Wie der Punk nach Hannover kam: Ein Ganz-Vorher und ein böses Ende
Bis heute ist Niedersachsens Hauptstadt als Punk-Metropole unterschätzt. Der Band „Wie der Punk nach Hannover kam“ nimmt die längst fällige Korrektur vor.
H annover im Mai 2023. Das ursprünglich besetzte Kulturzentrum Pavillon befindet sich am Rand der brutalistischen Szenerie um den Hauptbahnhof der von alliierten Bombern einst schwer getroffenen Stadt. Im Pavillon singt Der Moderne Man eines seiner alten Lieder. Nachdem man unter der Stadtautobahn hierhergelaufen ist, versteht man es noch besser: „Die Welt ist heute praktisch / Die Welt ist so bequem / Ich steh auf Fortschritt, Technik / Die Zukunft will ich sehn.“ Im Pavillon wird an diesem Abend das Erscheinen des Buchs „Wie der Punk nach Hannover kam“ gefeiert.

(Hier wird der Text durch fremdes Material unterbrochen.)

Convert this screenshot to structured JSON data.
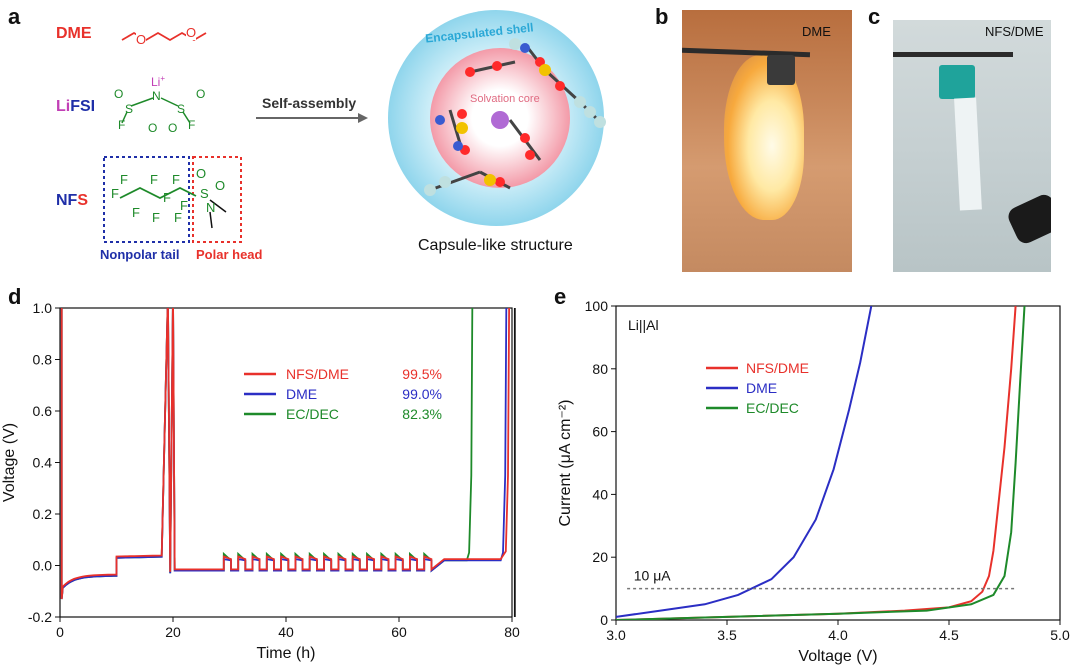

Davor hängt ein nicht mehr junger Mann mit Iro und Lederjacke herum. Er ist aber noch deutlich jünger als die erste Generation von Punk in Hannover, die sich ebenfalls auf den Weg in den Pavillon gemacht hat. Drinnen ist ihm die Luft zu schlecht, sagt er, und so ganz überzeugt ist er auch von der Musik nicht. Nun nähert sich dem Iroträger ein junger Mann, Marke Hipster mit Bart: Diese Selbstbeweihräucherung nerve, sagt der Bart zum Iro über das Geschehen im Pavillon. Der Bartbesitzer hat sich den Iroträger offenkundig bewusst als „authentischen“ Punkadressaten für seine Klage ausgesucht.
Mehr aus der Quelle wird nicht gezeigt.